Siempre existe un detonador que cuando llegas a lo más hondo, a lo más profundo del pozo, te impulsa hacia arriba. Puede ser un libro, una situación, una persona, etc…. Para mí fue mi perro.

Era un domingo, yo llevaba unas semanas de baja, y no me apetecía moverme del sofá para nada, sólo quería quedarme quieta, como si esa quietud sirviera para detener el torbellino de pensamientos que se repetían, detener mis sentimientos, quería dejar de sentir. Hacía mucho tiempo que quería tener un cachorro, y ese día mi marido me dijo “vístete, cielo, vamos  a ver si encontramos un perro”. Fuimos, y volvimos a casa con un cachorro de 2 meses asustado y lleno de pulgas.

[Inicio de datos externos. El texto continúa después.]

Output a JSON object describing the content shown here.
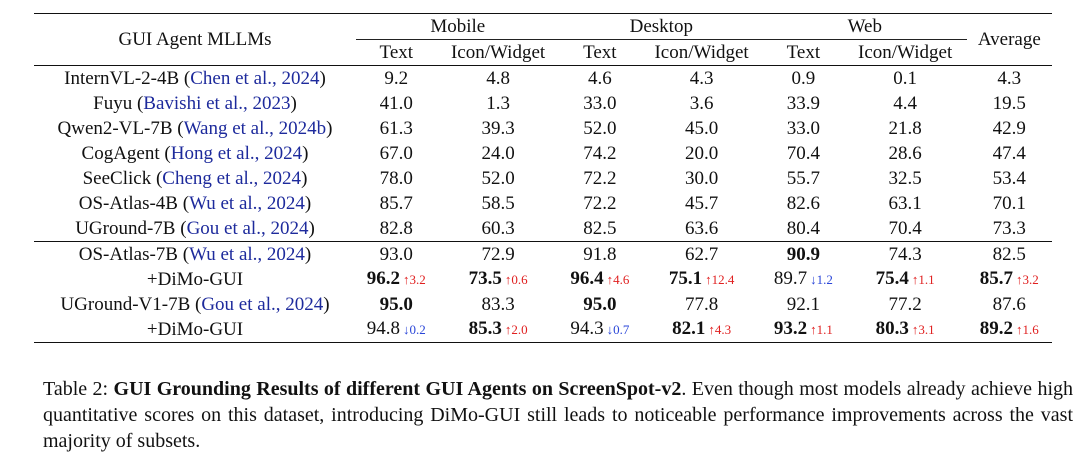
{
  "table": {
    "model_header": "GUI Agent MLLMs",
    "groups": [
      "Mobile",
      "Desktop",
      "Web"
    ],
    "average_header": "Average",
    "sub_headers": [
      "Text",
      "Icon/Widget",
      "Text",
      "Icon/Widget",
      "Text",
      "Icon/Widget"
    ],
    "rows": [
      {
        "name": "InternVL-2-4B",
        "cite": "Chen et al., 2024",
        "values": [
          "9.2",
          "4.8",
          "4.6",
          "4.3",
          "0.9",
          "0.1",
          "4.3"
        ]
      },
      {
        "name": "Fuyu",
        "cite": "Bavishi et al., 2023",
        "values": [
          "41.0",
          "1.3",
          "33.0",
          "3.6",
          "33.9",
          "4.4",
          "19.5"
        ]
      },
      {
        "name": "Qwen2-VL-7B",
        "cite": "Wang et al., 2024b",
        "values": [
          "61.3",
          "39.3",
          "52.0",
          "45.0",
          "33.0",
          "21.8",
          "42.9"
        ]
      },
      {
        "name": "CogAgent",
        "cite": "Hong et al., 2024",
        "values": [
          "67.0",
          "24.0",
          "74.2",
          "20.0",
          "70.4",
          "28.6",
          "47.4"
        ]
      },
      {
        "name": "SeeClick",
        "cite": "Cheng et al., 2024",
        "values": [
          "78.0",
          "52.0",
          "72.2",
          "30.0",
          "55.7",
          "32.5",
          "53.4"
        ]
      },
      {
        "name": "OS-Atlas-4B",
        "cite": "Wu et al., 2024",
        "values": [
          "85.7",
          "58.5",
          "72.2",
          "45.7",
          "82.6",
          "63.1",
          "70.1"
        ]
      },
      {
        "name": "UGround-7B",
        "cite": "Gou et al., 2024",
        "values": [
          "82.8",
          "60.3",
          "82.5",
          "63.6",
          "80.4",
          "70.4",
          "73.3"
        ]
      },
      {
        "name": "OS-Atlas-7B",
        "cite": "Wu et al., 2024",
        "values": [
          "93.0",
          "72.9",
          "91.8",
          "62.7",
          "90.9",
          "74.3",
          "82.5"
        ]
      },
      {
        "name": "+DiMo-GUI",
        "cite": "",
        "values": [
          "96.2",
          "73.5",
          "96.4",
          "75.1",
          "89.7",
          "75.4",
          "85.7"
        ],
        "deltas": [
          "↑3.2",
          "↑0.6",
          "↑4.6",
          "↑12.4",
          "↓1.2",
          "↑1.1",
          "↑3.2"
        ]
      },
      {
        "name": "UGround-V1-7B",
        "cite": "Gou et al., 2024",
        "values": [
          "95.0",
          "83.3",
          "95.0",
          "77.8",
          "92.1",
          "77.2",
          "87.6"
        ]
      },
      {
        "name": "+DiMo-GUI",
        "cite": "",
        "values": [
          "94.8",
          "85.3",
          "94.3",
          "82.1",
          "93.2",
          "80.3",
          "89.2"
        ],
        "deltas": [
          "↓0.2",
          "↑2.0",
          "↓0.7",
          "↑4.3",
          "↑1.1",
          "↑3.1",
          "↑1.6"
        ]
      }
    ]
  },
  "caption": {
    "label": "Table 2:",
    "title": "GUI Grounding Results of different GUI Agents on ScreenSpot-v2",
    "body": ". Even though most models already achieve high quantitative scores on this dataset, introducing DiMo-GUI still leads to noticeable performance improvements across the vast majority of subsets."
  }
}
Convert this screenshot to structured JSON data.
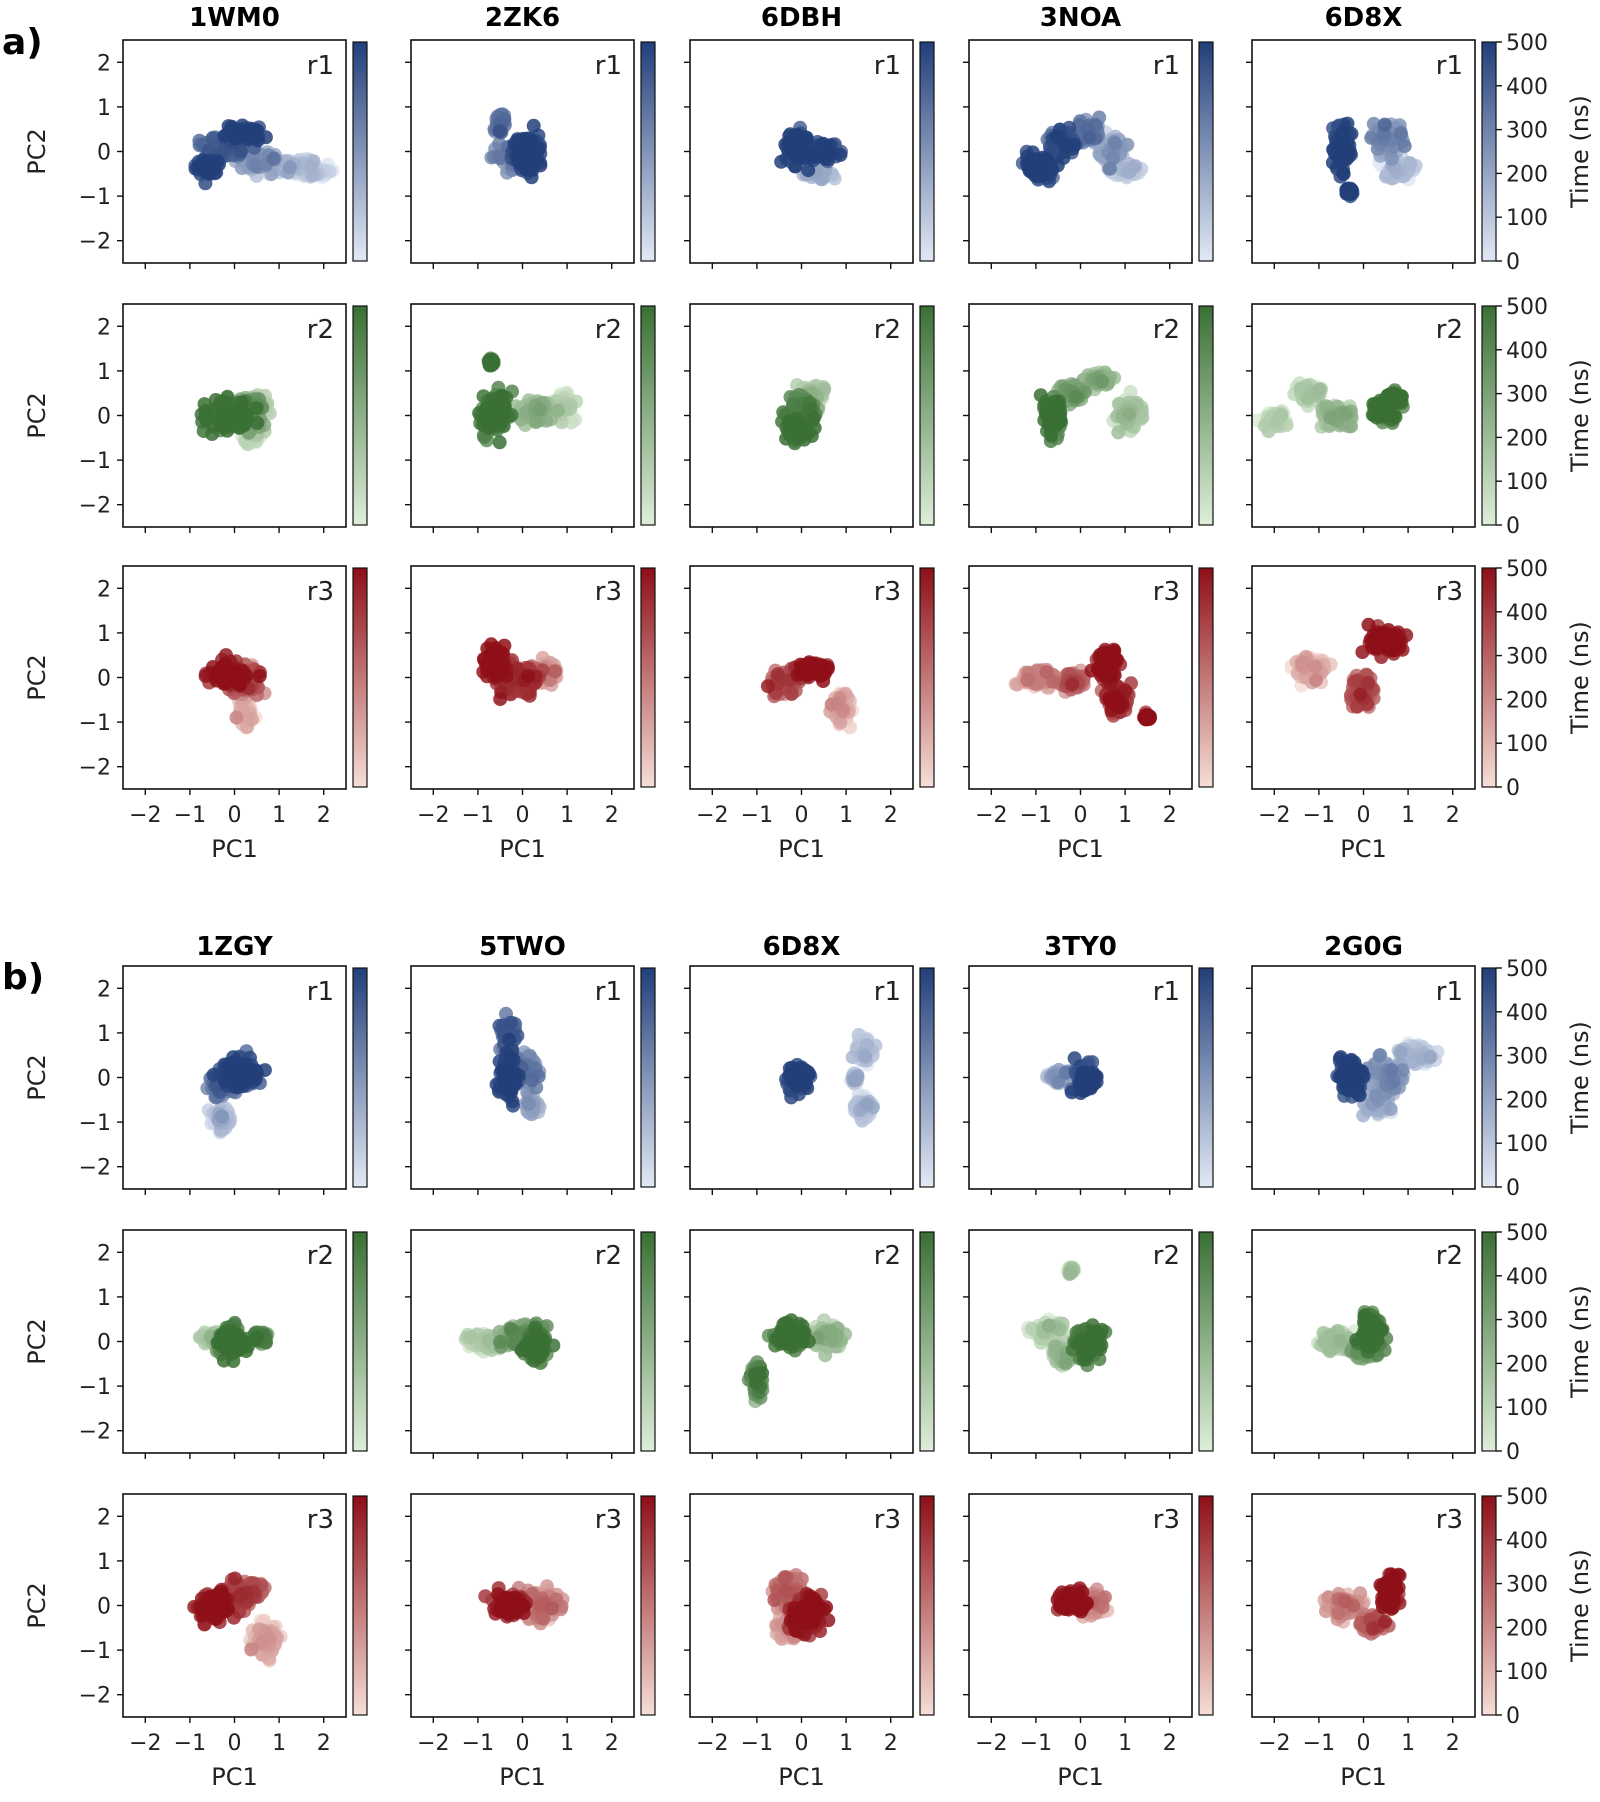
{
  "figure": {
    "panel_labels": [
      "a)",
      "b)"
    ],
    "colorbar_label": "Time (ns)",
    "colorbar_ticks": [
      "0",
      "100",
      "200",
      "300",
      "400",
      "500"
    ]
  },
  "chart_data": [
    {
      "panel": "a)",
      "type": "scatter",
      "columns": [
        "1WM0",
        "2ZK6",
        "6DBH",
        "3NOA",
        "6D8X"
      ],
      "rows": [
        "r1",
        "r2",
        "r3"
      ],
      "row_colors": {
        "r1": "#223f7a",
        "r2": "#3a7034",
        "r3": "#8e0f17"
      },
      "xlabel": "PC1",
      "ylabel": "PC2",
      "xlim": [
        -2.5,
        2.5
      ],
      "ylim": [
        -2.5,
        2.5
      ],
      "xticks": [
        "−2",
        "−1",
        "0",
        "1",
        "2"
      ],
      "yticks": [
        "−2",
        "−1",
        "0",
        "1",
        "2"
      ],
      "colorbar": {
        "label": "Time (ns)",
        "range": [
          0,
          500
        ]
      },
      "clusters": {
        "1WM0": {
          "r1": [
            [
              -0.6,
              -0.35,
              0.25,
              0.15,
              0.9
            ],
            [
              -0.2,
              0.1,
              0.45,
              0.2,
              0.7
            ],
            [
              0.2,
              0.4,
              0.3,
              0.12,
              0.95
            ],
            [
              0.6,
              -0.2,
              0.35,
              0.15,
              0.35
            ],
            [
              1.3,
              -0.35,
              0.5,
              0.12,
              0.15
            ],
            [
              1.8,
              -0.45,
              0.3,
              0.08,
              0.05
            ]
          ],
          "r2": [
            [
              -0.1,
              0.0,
              0.4,
              0.25,
              0.9
            ],
            [
              0.2,
              0.1,
              0.3,
              0.25,
              0.6
            ],
            [
              0.5,
              0.2,
              0.2,
              0.2,
              0.25
            ],
            [
              0.4,
              -0.4,
              0.15,
              0.2,
              0.1
            ]
          ],
          "r3": [
            [
              -0.1,
              0.05,
              0.35,
              0.2,
              0.9
            ],
            [
              0.2,
              -0.1,
              0.3,
              0.2,
              0.55
            ],
            [
              0.25,
              -0.8,
              0.12,
              0.2,
              0.1
            ]
          ]
        },
        "2ZK6": {
          "r1": [
            [
              -0.2,
              -0.1,
              0.3,
              0.2,
              0.5
            ],
            [
              0.1,
              0.0,
              0.3,
              0.3,
              0.95
            ],
            [
              -0.5,
              0.6,
              0.08,
              0.15,
              0.6
            ]
          ],
          "r2": [
            [
              -0.6,
              0.0,
              0.25,
              0.35,
              0.9
            ],
            [
              -0.7,
              1.2,
              0.05,
              0.05,
              0.85
            ],
            [
              0.3,
              0.1,
              0.3,
              0.2,
              0.35
            ],
            [
              0.9,
              0.2,
              0.2,
              0.2,
              0.12
            ]
          ],
          "r3": [
            [
              -0.6,
              0.3,
              0.2,
              0.25,
              0.95
            ],
            [
              -0.1,
              -0.1,
              0.35,
              0.25,
              0.7
            ],
            [
              0.5,
              0.1,
              0.2,
              0.2,
              0.25
            ]
          ]
        },
        "6DBH": {
          "r1": [
            [
              -0.1,
              0.1,
              0.2,
              0.3,
              0.95
            ],
            [
              0.5,
              0.0,
              0.25,
              0.15,
              0.85
            ],
            [
              0.4,
              -0.5,
              0.2,
              0.1,
              0.2
            ]
          ],
          "r2": [
            [
              0.0,
              0.1,
              0.25,
              0.3,
              0.7
            ],
            [
              -0.1,
              -0.3,
              0.2,
              0.2,
              0.95
            ],
            [
              0.2,
              0.5,
              0.2,
              0.15,
              0.2
            ]
          ],
          "r3": [
            [
              0.2,
              0.2,
              0.25,
              0.15,
              0.95
            ],
            [
              -0.4,
              -0.1,
              0.25,
              0.2,
              0.6
            ],
            [
              0.9,
              -0.7,
              0.15,
              0.3,
              0.15
            ]
          ]
        },
        "3NOA": {
          "r1": [
            [
              -0.9,
              -0.35,
              0.25,
              0.2,
              0.95
            ],
            [
              -0.4,
              0.2,
              0.3,
              0.2,
              0.8
            ],
            [
              0.2,
              0.45,
              0.2,
              0.2,
              0.55
            ],
            [
              0.7,
              0.0,
              0.2,
              0.2,
              0.35
            ],
            [
              1.0,
              -0.4,
              0.2,
              0.1,
              0.12
            ]
          ],
          "r2": [
            [
              -0.6,
              0.0,
              0.15,
              0.35,
              0.95
            ],
            [
              -0.2,
              0.5,
              0.2,
              0.15,
              0.55
            ],
            [
              0.4,
              0.8,
              0.2,
              0.1,
              0.35
            ],
            [
              1.1,
              0.0,
              0.2,
              0.3,
              0.2
            ]
          ],
          "r3": [
            [
              -0.9,
              0.0,
              0.3,
              0.15,
              0.3
            ],
            [
              -0.2,
              -0.1,
              0.25,
              0.15,
              0.5
            ],
            [
              0.6,
              0.3,
              0.2,
              0.3,
              0.9
            ],
            [
              0.8,
              -0.5,
              0.2,
              0.25,
              0.8
            ],
            [
              1.5,
              -0.9,
              0.05,
              0.05,
              0.9
            ]
          ]
        },
        "6D8X": {
          "r1": [
            [
              -0.5,
              0.1,
              0.15,
              0.4,
              0.95
            ],
            [
              0.5,
              0.3,
              0.25,
              0.25,
              0.45
            ],
            [
              0.8,
              -0.4,
              0.25,
              0.15,
              0.12
            ],
            [
              -0.3,
              -0.9,
              0.05,
              0.05,
              0.9
            ]
          ],
          "r2": [
            [
              -2.0,
              -0.1,
              0.2,
              0.15,
              0.1
            ],
            [
              -1.2,
              0.5,
              0.2,
              0.2,
              0.15
            ],
            [
              -0.6,
              0.0,
              0.3,
              0.2,
              0.35
            ],
            [
              0.5,
              0.1,
              0.25,
              0.2,
              0.95
            ],
            [
              0.7,
              0.4,
              0.15,
              0.1,
              0.9
            ]
          ],
          "r3": [
            [
              -1.2,
              0.2,
              0.25,
              0.2,
              0.15
            ],
            [
              0.5,
              0.8,
              0.3,
              0.2,
              0.95
            ],
            [
              0.0,
              -0.3,
              0.2,
              0.3,
              0.6
            ]
          ]
        }
      }
    },
    {
      "panel": "b)",
      "type": "scatter",
      "columns": [
        "1ZGY",
        "5TWO",
        "6D8X",
        "3TY0",
        "2G0G"
      ],
      "rows": [
        "r1",
        "r2",
        "r3"
      ],
      "row_colors": {
        "r1": "#223f7a",
        "r2": "#3a7034",
        "r3": "#8e0f17"
      },
      "xlabel": "PC1",
      "ylabel": "PC2",
      "xlim": [
        -2.5,
        2.5
      ],
      "ylim": [
        -2.5,
        2.5
      ],
      "xticks": [
        "−2",
        "−1",
        "0",
        "1",
        "2"
      ],
      "yticks": [
        "−2",
        "−1",
        "0",
        "1",
        "2"
      ],
      "colorbar": {
        "label": "Time (ns)",
        "range": [
          0,
          500
        ]
      },
      "clusters": {
        "1ZGY": {
          "r1": [
            [
              0.1,
              0.1,
              0.35,
              0.25,
              0.95
            ],
            [
              -0.3,
              -0.2,
              0.25,
              0.2,
              0.6
            ],
            [
              -0.3,
              -0.9,
              0.15,
              0.2,
              0.15
            ]
          ],
          "r2": [
            [
              -0.1,
              0.0,
              0.25,
              0.25,
              0.9
            ],
            [
              -0.5,
              0.1,
              0.2,
              0.12,
              0.2
            ],
            [
              0.6,
              0.1,
              0.1,
              0.1,
              0.8
            ]
          ],
          "r3": [
            [
              -0.4,
              0.0,
              0.3,
              0.25,
              0.95
            ],
            [
              0.3,
              0.3,
              0.3,
              0.2,
              0.6
            ],
            [
              0.7,
              -0.8,
              0.2,
              0.25,
              0.15
            ]
          ]
        },
        "5TWO": {
          "r1": [
            [
              -0.3,
              0.0,
              0.15,
              0.4,
              0.95
            ],
            [
              0.1,
              0.2,
              0.2,
              0.25,
              0.5
            ],
            [
              -0.3,
              0.9,
              0.12,
              0.3,
              0.7
            ],
            [
              0.2,
              -0.6,
              0.1,
              0.15,
              0.3
            ]
          ],
          "r2": [
            [
              -0.8,
              0.0,
              0.3,
              0.15,
              0.15
            ],
            [
              0.0,
              0.1,
              0.35,
              0.25,
              0.6
            ],
            [
              0.3,
              -0.1,
              0.2,
              0.25,
              0.9
            ]
          ],
          "r3": [
            [
              -0.3,
              0.0,
              0.3,
              0.2,
              0.9
            ],
            [
              0.4,
              0.0,
              0.3,
              0.25,
              0.35
            ]
          ]
        },
        "6D8X": {
          "r1": [
            [
              -0.1,
              0.0,
              0.2,
              0.2,
              0.95
            ],
            [
              1.4,
              0.6,
              0.15,
              0.2,
              0.12
            ],
            [
              1.4,
              -0.7,
              0.15,
              0.2,
              0.12
            ],
            [
              1.2,
              0.0,
              0.05,
              0.1,
              0.12
            ]
          ],
          "r2": [
            [
              -0.3,
              0.1,
              0.25,
              0.25,
              0.95
            ],
            [
              0.6,
              0.1,
              0.3,
              0.2,
              0.3
            ],
            [
              -1.0,
              -0.9,
              0.1,
              0.3,
              0.75
            ]
          ],
          "r3": [
            [
              -0.3,
              0.3,
              0.25,
              0.3,
              0.5
            ],
            [
              0.1,
              -0.2,
              0.3,
              0.3,
              0.9
            ],
            [
              -0.3,
              -0.5,
              0.2,
              0.2,
              0.2
            ]
          ]
        },
        "3TY0": {
          "r1": [
            [
              0.1,
              0.0,
              0.2,
              0.25,
              0.95
            ],
            [
              -0.5,
              0.0,
              0.2,
              0.1,
              0.3
            ]
          ],
          "r2": [
            [
              -0.7,
              0.2,
              0.3,
              0.2,
              0.15
            ],
            [
              0.2,
              0.0,
              0.25,
              0.25,
              0.9
            ],
            [
              -0.4,
              -0.3,
              0.2,
              0.2,
              0.3
            ],
            [
              -0.2,
              1.6,
              0.05,
              0.05,
              0.15
            ]
          ],
          "r3": [
            [
              -0.2,
              0.1,
              0.25,
              0.2,
              0.95
            ],
            [
              0.3,
              0.0,
              0.2,
              0.2,
              0.3
            ]
          ]
        },
        "2G0G": {
          "r1": [
            [
              -0.3,
              0.0,
              0.2,
              0.3,
              0.95
            ],
            [
              0.5,
              0.0,
              0.3,
              0.3,
              0.4
            ],
            [
              1.2,
              0.5,
              0.3,
              0.15,
              0.15
            ],
            [
              0.3,
              -0.6,
              0.2,
              0.2,
              0.2
            ]
          ],
          "r2": [
            [
              0.2,
              0.2,
              0.2,
              0.35,
              0.9
            ],
            [
              -0.6,
              0.0,
              0.3,
              0.15,
              0.2
            ],
            [
              0.0,
              -0.2,
              0.2,
              0.15,
              0.5
            ]
          ],
          "r3": [
            [
              0.6,
              0.3,
              0.15,
              0.3,
              0.95
            ],
            [
              -0.4,
              0.0,
              0.3,
              0.2,
              0.3
            ],
            [
              0.2,
              -0.4,
              0.2,
              0.15,
              0.5
            ]
          ]
        }
      }
    }
  ]
}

Pasados unos días, ya correteaba por la casa feliz, pero un día comenzó a estar triste, dejo de comer, y se puso muy enfermo, distintas circunstancias llevaron a tenerlo en casa con un suero para alimentarlo. No podía dejarlo solo esa noche, y durmió conmigo en un sillón. Fue una noche larga… y mirándolo me di cuenta de que estaba en el ahora, sin luchar, era pura aceptación. Lloré, lloré porque en ese instante comprendí que llevaba meses resistiéndome a lo que era, a la realidad que me envolvía, a lo que yo consideraba injusto, a los deberías que resonaban en mi cabeza, al dolor. Lloré hasta que no me quedaron lágrimas, anteriormente no había podido hacerlo, solo sentía una opresión que no me dejaba respirar. Eso me hizo traspasar el dolor, la pena, la angustia que sentía, y aceptar que en la situación en la que me encontraba no podía transformar un ápice de mis circunstancias exteriores, que si quería salir de este pozo debía cambiar yo, cambiar en mi interior. Aún no sabía cómo, pero si el porqué. Quería volver a sonreír, quería vivir sin miedo, quería volver a ser YO.